Brinkman studies the impact of psychiatric diagnoses on individuals and society and has written several books on the dangers of taking self-improvement. In a video interview, Brinkman urged Americans to resist the pressure to improve ourselves and be “reflexively positive”.

“Positive psychology forces people to constantly develop and improve with this positive attitude. It wasn’t always like this in Denmark,” Brinkman said. “Paradoxically, as Danes, because we’re ‘supposed’ to be happy all the time it is making us miserable. I think it’s important for a human being to feel that it’s okay to feel grey or blue. There’s no problem with that. That’s also life.”

Donley concurs. In her book, she describes oppressive positivity—that is, the belief that positive people and optimistic attitudes are required for happiness, success, and healing to occur is a falsehood that many have bought into, hook, line, and sinker.

“It’s a lie that’s constantly being fed to us,” said Donley. “It’s a myth supported by groupthink. You no longer need to digest falsity because it sets an unreasonable standard for society. In reality, all feelings are valid and necessary. The key is to skillfully manage the difficult ones.”

*Not real names.

Sources:

Erin Donley, Don’t Tell Me To Calm Down
Martin Seligman, Authentic Happiness
Svend Brinkman, Stand Firm: Resisting the Self-Improvement Game


Artwork © Kija Lucas

3 thoughts on “The Cult of Oppressive Positivity”

  1. love this. making us feel bad about feeling bad is a double-dose of negativity. step one for healing is accepting where we currently are, without judgment. Thank you.

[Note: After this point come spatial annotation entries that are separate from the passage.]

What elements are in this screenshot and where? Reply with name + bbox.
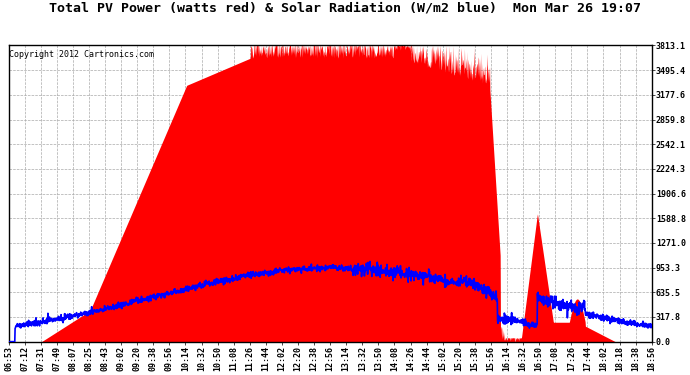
- Text: Total PV Power (watts red) & Solar Radiation (W/m2 blue)  Mon Mar 26 19:07: Total PV Power (watts red) & Solar Radia…: [49, 2, 641, 15]
- Text: Copyright 2012 Cartronics.com: Copyright 2012 Cartronics.com: [9, 50, 155, 59]
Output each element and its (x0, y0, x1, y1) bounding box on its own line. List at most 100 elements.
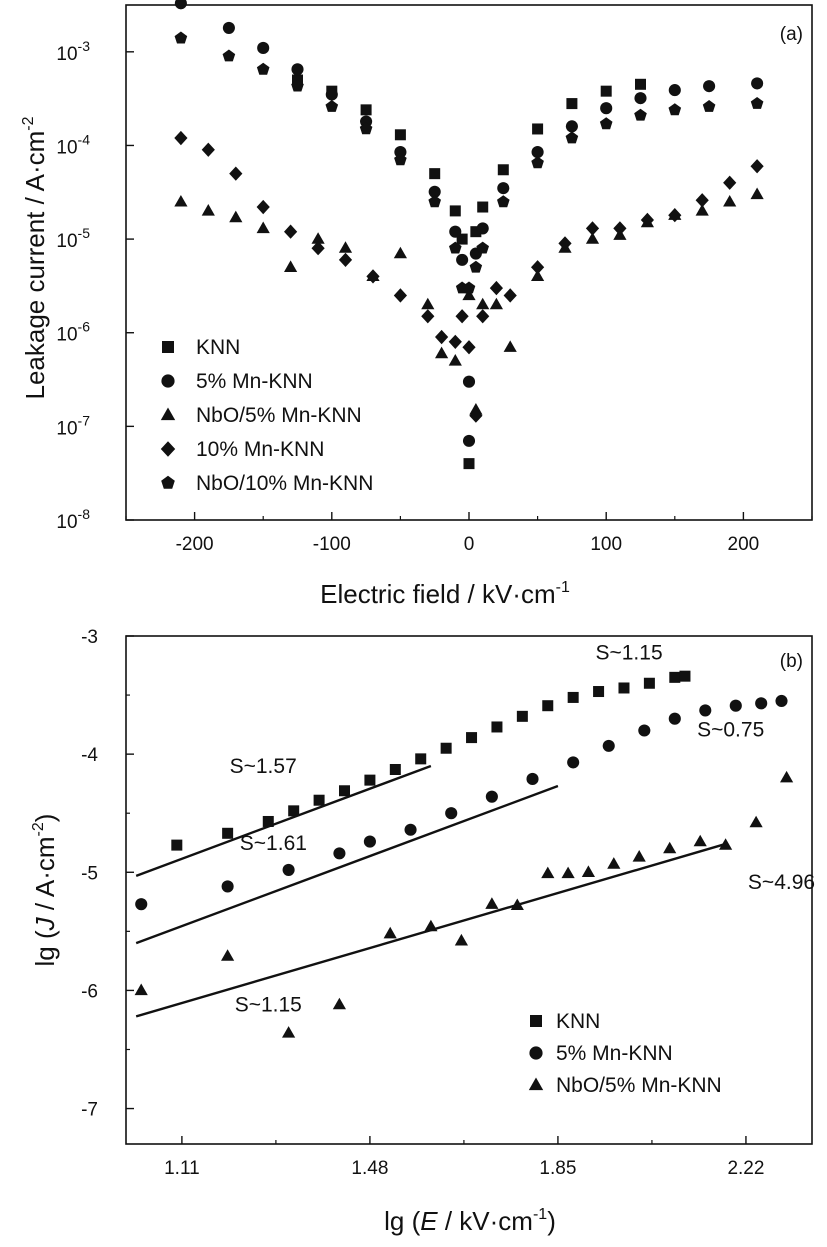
panel-a-point (477, 201, 489, 213)
panel-a-y-tick-label: 10-6 (56, 319, 90, 346)
panel-a-legend-marker (160, 441, 176, 457)
panel-b-point (775, 694, 788, 708)
panel-a-y-tick-label: 10-3 (56, 38, 90, 65)
panel-a-point (448, 334, 462, 349)
panel-b-point (632, 850, 646, 862)
panel-a-point (702, 100, 716, 112)
panel-a-point (394, 153, 407, 166)
panel-b-point (424, 919, 438, 932)
panel-a-point (750, 159, 764, 174)
panel-b-ticks: 1.11 1.48 1.85 2.22 -7 -6 -5 -4 -3 (81, 627, 764, 1179)
panel-a-leakage-current-chart: -200 -100 0 100 20010-810-710-610-510-410-3 … (20, 0, 813, 609)
panel-a-legend-label: NbO/10% Mn-KNN (196, 472, 373, 495)
panel-b-point (491, 721, 503, 733)
panel-b-point (134, 983, 148, 996)
panel-b-x-axis-label: lg (E / kV·cm-1) (384, 1206, 556, 1236)
panel-b-x-tick-label: 1.11 (164, 1158, 200, 1179)
panel-b-point (729, 699, 742, 712)
panel-a-legend-label: NbO/5% Mn-KNN (196, 404, 362, 427)
panel-a-point (435, 346, 449, 359)
panel-a-y-tick-label: 10-5 (56, 225, 90, 252)
panel-b-point (485, 897, 499, 909)
panel-a-point (174, 0, 187, 10)
panel-b-point (510, 898, 524, 910)
panel-a-y-tick-label: 10-7 (56, 412, 90, 439)
panel-b-slope-annotation: S~1.61 (240, 832, 307, 855)
panel-a-point (613, 221, 627, 236)
panel-a-legend-marker (161, 475, 175, 489)
panel-b-point (415, 753, 427, 765)
panel-a-point (360, 104, 372, 116)
panel-a-legend-marker (160, 407, 176, 421)
panel-b-point (363, 835, 376, 848)
panel-b-y-tick-label: -6 (81, 981, 98, 1002)
panel-b-marks (134, 670, 794, 1038)
panel-b-legend-label: 5% Mn-KNN (556, 1042, 673, 1065)
panel-a-x-axis-label: Electric field / kV·cm-1 (320, 579, 570, 609)
panel-a-label: (a) (780, 24, 803, 45)
panel-a-point (291, 63, 304, 76)
panel-a-point (174, 31, 188, 44)
panel-a-point (449, 241, 462, 254)
panel-a-point (476, 241, 489, 254)
panel-b-point (755, 697, 768, 710)
panel-a-point (634, 108, 647, 121)
panel-a-x-tick-label: 0 (464, 534, 475, 555)
panel-b-x-tick-label: 1.48 (351, 1158, 388, 1179)
panel-a-point (476, 297, 490, 310)
panel-a-point (229, 166, 243, 181)
panel-a-point (455, 309, 469, 324)
panel-b-y-tick-label: -3 (81, 627, 98, 648)
panel-a-point (634, 92, 647, 105)
panel-b-lgJ-vs-lgE-chart: 1.11 1.48 1.85 2.22-7-6-5-4-3 S~1.15S~0.75S… (30, 627, 815, 1236)
panel-a-y-tick-label: 10-4 (56, 131, 90, 158)
panel-a-point (463, 458, 475, 470)
panel-a-point (284, 224, 298, 239)
panel-a-point (668, 208, 682, 223)
panel-a-point (565, 131, 579, 144)
panel-b-point (313, 794, 325, 806)
panel-b-point (618, 682, 630, 694)
panel-b-point (567, 756, 580, 769)
panel-b-point (567, 691, 579, 703)
panel-a-point (222, 21, 235, 34)
panel-a-y-axis-label: Leakage current / A·cm-2 (20, 116, 50, 399)
panel-a-point (449, 205, 461, 217)
panel-a-point (366, 269, 380, 284)
panel-a-point (497, 182, 510, 195)
panel-b-point (404, 823, 417, 836)
panel-a-point (585, 221, 600, 236)
panel-a-point (428, 185, 441, 198)
panel-b-y-tick-label: -7 (81, 1100, 98, 1121)
panel-a-point (531, 146, 544, 159)
panel-a-legend-label: KNN (196, 336, 240, 359)
panel-a-point (393, 288, 407, 303)
panel-b-point (593, 686, 605, 698)
panel-a-point (448, 354, 462, 366)
panel-a-point (566, 98, 578, 110)
panel-a-point (174, 130, 188, 146)
panel-a-x-tick-label: -100 (313, 534, 351, 555)
panel-b-point (171, 839, 183, 851)
panel-b-fit-line (135, 784, 559, 945)
panel-a-point (462, 434, 476, 447)
panel-a-point (489, 280, 503, 296)
panel-a-point (359, 122, 373, 135)
panel-a-legend: KNN 5% Mn-KNN NbO/5% Mn-KNN 10% Mn-KNN NbO/1… (160, 336, 373, 495)
panel-a-legend-marker (161, 374, 175, 388)
panel-a-point (476, 309, 490, 324)
panel-a-point (476, 222, 489, 235)
panel-b-point (135, 898, 148, 911)
panel-a-point (558, 236, 572, 251)
panel-b-point (288, 805, 300, 817)
panel-b-point (222, 827, 234, 839)
panel-b-point (364, 774, 376, 786)
panel-a-point (174, 195, 188, 207)
panel-b-point (669, 671, 681, 683)
panel-b-y-tick-label: -4 (81, 745, 98, 766)
panel-b-point (679, 670, 691, 682)
panel-a-point (462, 281, 476, 294)
panel-a-point (469, 260, 483, 273)
panel-a-legend-marker (162, 341, 174, 353)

    1. Thanks, Paige. There is a fine line between supporting others and damning or shaming them. I think of that quote “What you resist, persists.” We can’t really make lasting, effective change without first getting super honest about things as they are and accepting reality. That goes both for the individual who is struggling and for those who care about, live with, or work with them. Acceptance and acknowledgement is a BIG first step, and—in my experience—sometimes brings about a shift all on its own.

  2. (woah, what’s with all the caps without the caps lock being on??)